PDA Letter Article

TR-41: The 2022 Revision

by Scott Lute, U.S. FDA, Josh Eaton, PDA, Inc., and Kurt Brorson, Parexel International

Cover of PDA Technical Report No. 41Virus retentive filters (VRFs) are key to minimize risks from virus contamination of biotechnology and plasma derived medicinal products. These filters effectively remove a range of viruses from manufacturing process fluids through robust size-based sieving.

Just this month, PDA released a 2022 revision of Technical Report No. 41: Virus Retentive Filtration. The previous version of TR-41 (2008) summarized the history of virus filtration, currently available VRFs and prefilters, validation approaches, sterilization/sanitization approaches, point of use and virus filtration integrity test methods and study models. While the 2008 version was still timely and relevant 15 years later, an update was warranted to address future trends, recently identified gaps and emerging filtration technologies. It also removed some outdated some discussions. Specifically, the 2022 version updates or includes the following:

  • Barrier technology – media treatment
  • New product classes – cell and gene therapy
  • New filter types and brands
    • New manufacturing modalities (e.g., QbD/design spaces; continuous processing, etc.)
  • Model FMEA for end users implementing virus retentive filters
    Technological gaps identified since 2008 (e.g., fluid stop/start)

A year ago, PDA promulgated ANSI/PDA Standard 04-2021: “Phage Retention Nomenclature Rating for Small- and Large-Virus Retentive Filters.” The core methods for both classes of VRFs had been included as an appendix to the 2008 version of TR-41. However, refining and harmonizing the methods was needed and involved a five-year effort by an expert committee from industry, government and a consulting organization. The standard is intended to provide VRF suppliers with common methodology and nomenclature for large- and small-virus-retentive filters, using bacteriophage as a model.

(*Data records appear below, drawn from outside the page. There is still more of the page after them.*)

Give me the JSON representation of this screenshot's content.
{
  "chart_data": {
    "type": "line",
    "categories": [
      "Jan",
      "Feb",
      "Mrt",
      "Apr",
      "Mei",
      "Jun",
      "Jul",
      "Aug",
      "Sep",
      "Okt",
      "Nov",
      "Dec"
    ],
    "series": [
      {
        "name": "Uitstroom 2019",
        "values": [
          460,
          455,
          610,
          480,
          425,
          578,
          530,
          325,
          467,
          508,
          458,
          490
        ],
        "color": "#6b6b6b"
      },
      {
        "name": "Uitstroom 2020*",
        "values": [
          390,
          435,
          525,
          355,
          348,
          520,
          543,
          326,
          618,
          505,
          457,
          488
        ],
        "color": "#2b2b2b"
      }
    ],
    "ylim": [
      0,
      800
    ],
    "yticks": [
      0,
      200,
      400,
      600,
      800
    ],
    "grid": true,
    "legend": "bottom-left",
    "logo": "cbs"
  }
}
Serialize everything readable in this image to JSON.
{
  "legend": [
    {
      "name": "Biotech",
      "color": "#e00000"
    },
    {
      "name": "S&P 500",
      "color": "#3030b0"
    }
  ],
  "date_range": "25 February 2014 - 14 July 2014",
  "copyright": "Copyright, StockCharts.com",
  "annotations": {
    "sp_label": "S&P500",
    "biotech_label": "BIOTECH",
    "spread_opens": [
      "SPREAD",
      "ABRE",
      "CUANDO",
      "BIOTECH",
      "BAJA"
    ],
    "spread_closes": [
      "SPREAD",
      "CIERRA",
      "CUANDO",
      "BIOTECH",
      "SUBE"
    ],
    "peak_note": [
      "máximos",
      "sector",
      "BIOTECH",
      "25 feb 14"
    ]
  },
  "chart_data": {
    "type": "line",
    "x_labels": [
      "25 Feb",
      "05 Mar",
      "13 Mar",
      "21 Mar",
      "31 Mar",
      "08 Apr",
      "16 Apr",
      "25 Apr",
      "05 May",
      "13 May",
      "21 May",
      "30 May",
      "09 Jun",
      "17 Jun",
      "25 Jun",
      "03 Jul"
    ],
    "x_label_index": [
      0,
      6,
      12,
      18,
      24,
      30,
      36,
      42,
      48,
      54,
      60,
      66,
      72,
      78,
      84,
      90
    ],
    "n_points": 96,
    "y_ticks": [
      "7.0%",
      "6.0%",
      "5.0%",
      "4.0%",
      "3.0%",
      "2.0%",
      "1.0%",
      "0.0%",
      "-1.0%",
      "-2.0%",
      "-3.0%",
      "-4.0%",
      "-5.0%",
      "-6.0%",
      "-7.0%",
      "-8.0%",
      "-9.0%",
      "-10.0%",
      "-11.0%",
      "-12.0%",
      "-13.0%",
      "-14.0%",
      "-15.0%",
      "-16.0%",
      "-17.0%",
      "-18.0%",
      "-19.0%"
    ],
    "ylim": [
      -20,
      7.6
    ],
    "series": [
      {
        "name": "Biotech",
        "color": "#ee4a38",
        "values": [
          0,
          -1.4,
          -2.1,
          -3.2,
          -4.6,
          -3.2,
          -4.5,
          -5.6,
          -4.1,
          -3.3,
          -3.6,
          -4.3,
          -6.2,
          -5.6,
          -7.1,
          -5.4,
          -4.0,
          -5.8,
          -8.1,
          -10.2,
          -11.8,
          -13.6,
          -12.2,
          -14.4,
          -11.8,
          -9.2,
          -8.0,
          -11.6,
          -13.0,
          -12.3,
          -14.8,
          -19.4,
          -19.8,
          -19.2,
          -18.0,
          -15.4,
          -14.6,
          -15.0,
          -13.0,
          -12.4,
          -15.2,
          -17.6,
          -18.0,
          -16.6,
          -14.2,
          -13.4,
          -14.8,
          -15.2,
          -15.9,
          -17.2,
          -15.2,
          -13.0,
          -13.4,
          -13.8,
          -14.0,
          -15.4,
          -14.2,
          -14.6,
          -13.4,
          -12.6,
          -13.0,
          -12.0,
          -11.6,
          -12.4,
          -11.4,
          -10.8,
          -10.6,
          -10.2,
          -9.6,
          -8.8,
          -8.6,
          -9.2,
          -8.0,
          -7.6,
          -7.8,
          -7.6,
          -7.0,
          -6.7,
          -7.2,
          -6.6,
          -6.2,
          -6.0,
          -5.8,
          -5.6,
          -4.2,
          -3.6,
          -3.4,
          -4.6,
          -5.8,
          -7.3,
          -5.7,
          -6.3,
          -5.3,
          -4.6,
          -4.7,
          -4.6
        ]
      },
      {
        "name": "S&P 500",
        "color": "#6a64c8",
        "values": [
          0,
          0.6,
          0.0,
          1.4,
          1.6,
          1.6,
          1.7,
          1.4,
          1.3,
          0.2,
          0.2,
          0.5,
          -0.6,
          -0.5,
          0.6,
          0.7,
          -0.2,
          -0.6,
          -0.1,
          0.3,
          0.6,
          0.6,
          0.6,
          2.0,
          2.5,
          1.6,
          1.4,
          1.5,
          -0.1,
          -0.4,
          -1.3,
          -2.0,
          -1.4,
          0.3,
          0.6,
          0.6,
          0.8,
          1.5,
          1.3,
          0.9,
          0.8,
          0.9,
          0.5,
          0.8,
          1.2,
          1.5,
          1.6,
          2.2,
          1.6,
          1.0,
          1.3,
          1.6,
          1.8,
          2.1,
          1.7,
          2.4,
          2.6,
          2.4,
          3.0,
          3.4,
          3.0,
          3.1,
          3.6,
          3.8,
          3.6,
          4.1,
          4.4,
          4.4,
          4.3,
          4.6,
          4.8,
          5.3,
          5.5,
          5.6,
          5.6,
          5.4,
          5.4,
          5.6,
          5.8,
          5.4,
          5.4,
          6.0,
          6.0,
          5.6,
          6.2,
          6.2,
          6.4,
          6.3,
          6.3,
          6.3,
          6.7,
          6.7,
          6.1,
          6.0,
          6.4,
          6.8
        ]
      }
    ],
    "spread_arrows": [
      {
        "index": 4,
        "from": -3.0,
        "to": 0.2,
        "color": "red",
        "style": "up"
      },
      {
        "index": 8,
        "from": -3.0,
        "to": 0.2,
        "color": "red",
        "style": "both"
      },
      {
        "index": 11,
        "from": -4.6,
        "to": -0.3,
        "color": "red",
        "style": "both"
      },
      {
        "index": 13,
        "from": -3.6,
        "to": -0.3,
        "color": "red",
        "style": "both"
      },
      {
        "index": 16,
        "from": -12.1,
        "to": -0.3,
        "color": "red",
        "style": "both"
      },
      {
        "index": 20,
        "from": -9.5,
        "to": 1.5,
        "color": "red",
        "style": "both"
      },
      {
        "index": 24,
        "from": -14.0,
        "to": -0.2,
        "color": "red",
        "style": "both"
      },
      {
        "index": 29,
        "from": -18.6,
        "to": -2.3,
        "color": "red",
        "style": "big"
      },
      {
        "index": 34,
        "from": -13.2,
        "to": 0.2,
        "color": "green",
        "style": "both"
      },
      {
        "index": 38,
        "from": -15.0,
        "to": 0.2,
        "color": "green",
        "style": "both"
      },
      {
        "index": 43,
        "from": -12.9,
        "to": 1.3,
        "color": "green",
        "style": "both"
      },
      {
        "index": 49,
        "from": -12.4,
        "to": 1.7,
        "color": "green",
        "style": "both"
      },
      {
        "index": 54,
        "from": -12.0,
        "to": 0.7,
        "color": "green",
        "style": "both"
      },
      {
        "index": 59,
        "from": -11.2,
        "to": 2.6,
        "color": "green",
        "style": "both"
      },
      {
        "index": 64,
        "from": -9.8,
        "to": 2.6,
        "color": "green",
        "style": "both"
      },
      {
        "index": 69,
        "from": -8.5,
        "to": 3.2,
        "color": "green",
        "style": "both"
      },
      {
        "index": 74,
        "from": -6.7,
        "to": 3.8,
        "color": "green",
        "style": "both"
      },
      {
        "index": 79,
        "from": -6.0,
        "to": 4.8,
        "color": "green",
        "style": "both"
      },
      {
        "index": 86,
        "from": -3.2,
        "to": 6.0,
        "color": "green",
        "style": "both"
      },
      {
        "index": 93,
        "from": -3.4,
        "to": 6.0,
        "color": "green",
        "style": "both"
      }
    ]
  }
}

It also guides users/manufacturers when selecting the most appropriate VRF for their specific manufacturing process.

Specifically, the new American National Standard (ANS):

  • Provides methods for preparing and enumerating suitable sized bacteriophage (PP7 and PR772 as models for small and large viruses, respectively) as test items, and
  • Provides detailed methods and acceptance criteria for testing bacteriophage retention by large- and small-virus retentive filters,
  • Guides selection of appropriately rated filters as defined by suppliers in a standardized manner using a risk-based approach.
  • However, it is not a substitute for process validation for viral clearance claims.

Finally, to augment these PDA efforts, a team for subject matter experts from CDER/FDA, Parexel International Corp., Amgen Inc., Genentech Inc. and NGM Biopharmaceuticals co-published a comprehensive review article on VRF technology in Biotechnology and Bioengineering, “Virus filtration: A review of current and future practices in bioprocessing”. The review compliments the 2022 TR-41 revision by summarizing the history of virus filtration, currently available VRFs and prefilters, and VRF integrity test methods and study models. There is also discussion of the scientific literature behind the current understanding and gaps with an eye toward future trends and emerging filtration technologies.

PDA fully understands that providing members with timely advice is critical when developing comprehensive virus risk mitigation strategies for biopharmaceuticals and biologics. The PDA membership has deep knowledge, experience, and leadership in viral clearance in bioprocessing, including virus retentive filtration.

The new 2022 revision of TR-41 is the latest addition to this knowledgebase and will undoubtedly greatly assist the PDA membership for the next decade and beyond.